Set hadoop system user for client embedded in Java webapp

Christoffer Soop picture Christoffer Soop · Jun 14, 2012 · Viewed 31.9k times · Source

I would like to submit MapReduce jobs from a java web application to a remote Hadoop cluster but am unable to specify which user the job should be submitted for. I would like to configure and use a system user which should be used for all MapReduce jobs.

Currently I am unable to specify any user and no matter what the hadoop job runs under the username of the currently logged in user of the client system.

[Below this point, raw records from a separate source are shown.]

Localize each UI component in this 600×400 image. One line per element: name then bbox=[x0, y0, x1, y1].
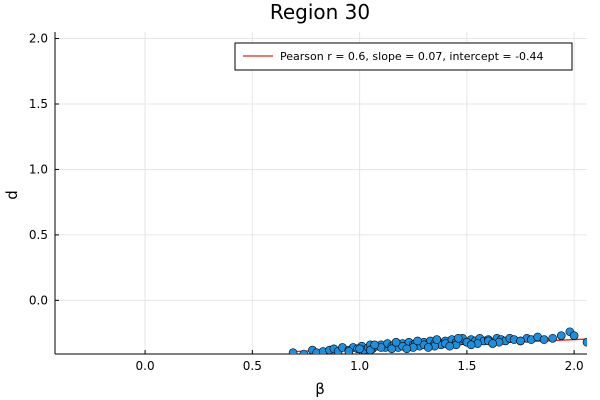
legend-label: Pearson r = 0.6, slope = 0.07, intercept… bbox=[280, 50, 544, 63]
y-tick-label: 0.5 bbox=[29, 228, 48, 242]
y-tick-label: 0.0 bbox=[29, 293, 48, 307]
x-tick-label: 1.0 bbox=[350, 359, 369, 373]
y-tick-label: 1.5 bbox=[29, 97, 48, 111]
data-point bbox=[344, 347, 354, 354]
x-tick-label: 2.0 bbox=[565, 359, 584, 373]
data-point bbox=[288, 348, 298, 354]
data-point bbox=[370, 340, 379, 350]
legend: Pearson r = 0.6, slope = 0.07, intercept… bbox=[234, 42, 573, 71]
y-tick-label: 1.0 bbox=[29, 162, 48, 176]
y-axis-label: d bbox=[3, 190, 21, 200]
x-tick-label: 0.5 bbox=[243, 359, 262, 373]
y-tick-labels: 0.0 0.5 1.0 1.5 2.0 bbox=[29, 32, 48, 308]
legend-box bbox=[234, 42, 573, 71]
data-point bbox=[423, 343, 433, 352]
data-point bbox=[413, 336, 422, 346]
data-point bbox=[299, 349, 309, 354]
data-point bbox=[432, 335, 442, 344]
data-point bbox=[445, 341, 455, 351]
x-axis-label: β bbox=[315, 380, 325, 398]
data-point bbox=[466, 340, 476, 350]
x-tick-label: 1.5 bbox=[457, 359, 476, 373]
data-point bbox=[402, 344, 412, 354]
x-tick-label: 0.0 bbox=[136, 359, 155, 373]
data-point bbox=[556, 331, 566, 340]
data-point bbox=[548, 333, 557, 343]
axes bbox=[54, 32, 587, 355]
data-point bbox=[582, 337, 587, 347]
data-point bbox=[387, 344, 397, 354]
data-point bbox=[516, 336, 525, 346]
data-point bbox=[539, 335, 549, 344]
y-tick-label: 2.0 bbox=[29, 32, 48, 46]
data-point bbox=[355, 344, 364, 354]
data-point bbox=[453, 333, 463, 343]
data-point bbox=[569, 331, 579, 340]
x-tick-labels: 0.0 0.5 1.0 1.5 2.0 bbox=[136, 359, 584, 373]
data-point bbox=[488, 339, 497, 348]
data-points bbox=[288, 327, 587, 354]
chart-title: Region 30 bbox=[270, 0, 370, 24]
grid-lines bbox=[55, 32, 587, 354]
data-point bbox=[391, 337, 401, 347]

This causes an error with the message

Permission denied: user=alice, access=WRITE, inode="staging":hduser:supergroup:rwxr-xr-x

... where "alice" is the local, logged in user on the client machine.

I have tried

  1. various combinations of creating UserGroupInformation instances (both proxies and normal user) and
  2. setting the Java System property with -Duser.name=hduser, changing the USER envar and as a hard coded System.setProperty("user.name", "hduser") call.

... to no avail. Regarding 1) I admit to having no clue on how these classes are supposed to be used. Also please note that changing the Java System property is obviously not a real solution for use in the web application.

Does any body know how you specify which user Hadoop uses to connect to a remote system?

PS/ Hadoop is using the default configuration meaning that no authentication is used when connecting to the cluster and that Kerberos is not used in communicating with the remote machines.

Answer

Christoffer Soop picture Christoffer Soop · Jun 16, 2012

Finally I stumbled on the constant

static final String HADOOP_USER_NAME = "HADOOP_USER_NAME";`

in the UserGroupInformation class.

Setting this either as an environment variable, as a Java system property on startup (using -D) or programmatically with System.setProperty("HADOOP_USER_NAME", "hduser"); makes Hadoop use whatever username you want for connecting to the remote Hadoop cluster.